Bringing that concept to a more approachable level, have you ever tried to help an upset child regulate their breathing? Maybe you sat beside them or even held them to your chest so they could physically feel and begin to mimic your healthy, steady airflow. As they fall into sync with the calming rhythm you’ve set, they’re soon able to move from a state of panic or fear and think clearly again. What you’ve done in that moment is shared your spirit—your breath—with them. Think of that as similar to how God shares Sacred Breath with us, pulling us close and helping us to take on not only God’s own respiration patterns but also the clarity of mind and purpose that can come along with them.
However, we shouldn’t expect that being aligned through God’s Spirit will mean we all become identical in our behavior, thinking, or actions.
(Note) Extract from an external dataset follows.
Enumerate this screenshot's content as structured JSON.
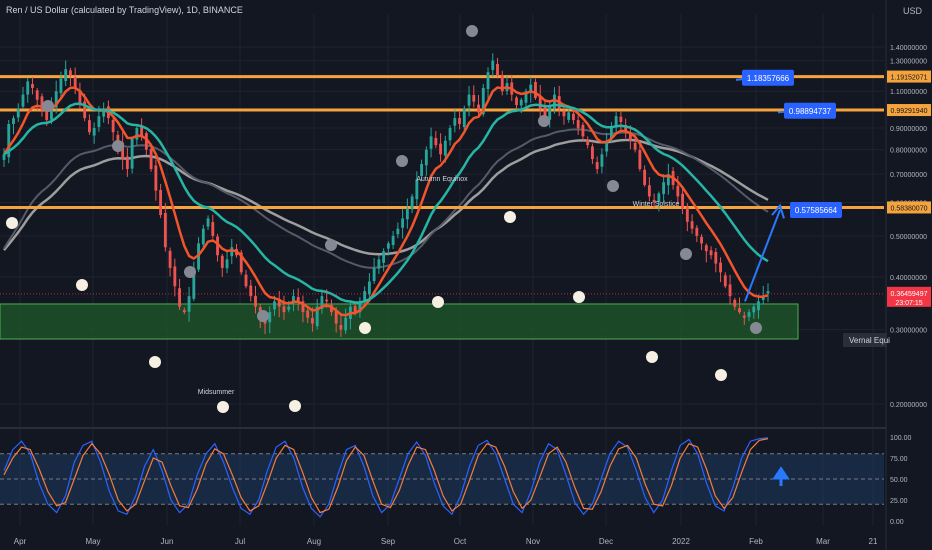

God wants humanity to live in the unity of genuine love—love-as-action—not forced uniformity.[3] In that breathing example, you shared part of yourself, but you didn’t expect the other person to turn into you when breathing together with you. The point wasn’t to force them to stay in your lap forever or always behave exactly like you do. It was to help them settle their minds and bodies and successfully return to the business of their own day. In the same way, God isn’t trying to somehow trap or restrict us or cram us into some sort of identical mold—some expectation of how all Christians “ought” to look. God is big enough and loving enough and free enough that we’re able to retain our individual identities and experiences as we breathe with God/God breathes through us. Sharing that holy spirit simply enables us to synchronize or align our ongoing activities and full selves—the best of who we can be—with the patterns God has set and encourages us to follow.
That one Breath—the Sacred Air—is the reason we still assemble as a congregation nearly two thousand years after the Day of Pentecost. It’s why we sit together and sing together and pray aloud together. As the Body of Christ, we gather ourselves to inhale and exhale as one, collectively united in the flow of one Spirit. It’s what binds all of us varied parts of the body in genuine worship, and that unity of breath connects us—including those joining us online—that breathing, acting, and living together. As we participate and respond and breathe as one, we experience the unity of the body of Christ within the diversity of its members, a unity available only through aligning ourselves with God’s Breath as it spreads across humanity and our wider world.
[1] Or any of a variety of other legitimate translations of “Holy Spirit”
[2] This phrase, often translated as “evil spirit,” also means “bad breath.”
[3] Requiring everyone and everything to take identical form or action is the result of Empire’s reign, not God’s.